Some special circumstances may have been at play, but what worked for Beshear has worked for other governors who are a seeming mismatch politically with their states. Some of the most popular governors in the country in recent years have been Northeastern Republicans presiding over otherwise blue or purple states, including Phil Scott of Vermont and Chris Sununu of New Hampshire, as well as former governors such as Charlie Baker of Massachusetts. Voters sometimes like a governor who can act as a brake on the legislature – and vice versa. “They differentiate themselves from national Democrats,” says Michael Smith, a political scientist at Emporia State University, referring to Laura Kelly and recent Kansas Democratic governors. “You won’t hear a word about Hakeem Jeffries or President Biden.”
It’s not just about posing as moderate – it helps actually to be a moderate. Kelly doesn’t always get along with the GOP legislative majorities, but she breaks from her own party occasionally on environmental or immigration-related issues. Such governors need to establish their own brands, says Democratic strategist Jared Leopold. In that regard, he suggests, it hasn’t hurt Beshear or Sununu that their fathers also served before them as governors.

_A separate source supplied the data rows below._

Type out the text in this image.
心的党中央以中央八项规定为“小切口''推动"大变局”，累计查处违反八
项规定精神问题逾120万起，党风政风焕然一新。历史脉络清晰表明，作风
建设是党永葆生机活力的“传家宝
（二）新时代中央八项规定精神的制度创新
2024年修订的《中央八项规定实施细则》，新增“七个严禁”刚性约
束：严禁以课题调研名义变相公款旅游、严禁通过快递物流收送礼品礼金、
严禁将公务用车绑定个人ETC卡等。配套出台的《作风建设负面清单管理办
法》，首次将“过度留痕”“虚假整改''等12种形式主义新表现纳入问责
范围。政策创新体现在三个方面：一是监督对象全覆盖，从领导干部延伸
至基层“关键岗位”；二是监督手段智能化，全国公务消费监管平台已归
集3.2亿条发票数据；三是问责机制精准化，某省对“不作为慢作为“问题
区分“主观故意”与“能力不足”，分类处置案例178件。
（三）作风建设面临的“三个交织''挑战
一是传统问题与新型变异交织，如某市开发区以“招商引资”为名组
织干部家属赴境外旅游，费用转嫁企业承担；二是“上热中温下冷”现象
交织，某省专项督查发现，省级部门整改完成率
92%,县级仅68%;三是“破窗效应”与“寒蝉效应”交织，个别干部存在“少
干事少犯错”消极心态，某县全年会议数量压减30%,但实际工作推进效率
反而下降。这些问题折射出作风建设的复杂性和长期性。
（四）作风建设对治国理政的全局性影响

But being governor is a prominent enough job that it’s still possible to establish an identity that’s distinct from the national party in ways that have become nearly impossible at the legislative or congressional level. Actually running a state – including responding to disasters – allows governors like Beshear the chance to demonstrate to residents that they have their best interests at heart, even if they fly a different party’s colors.
“Executive races are leadership elections and can sometimes outweigh the very heavy partisan gravitational pull that exists in American politics today,” Leopold says. “If people know you and don’t have a reason to fire you, it’s easier to get re-elected than it is to get elected the first time.”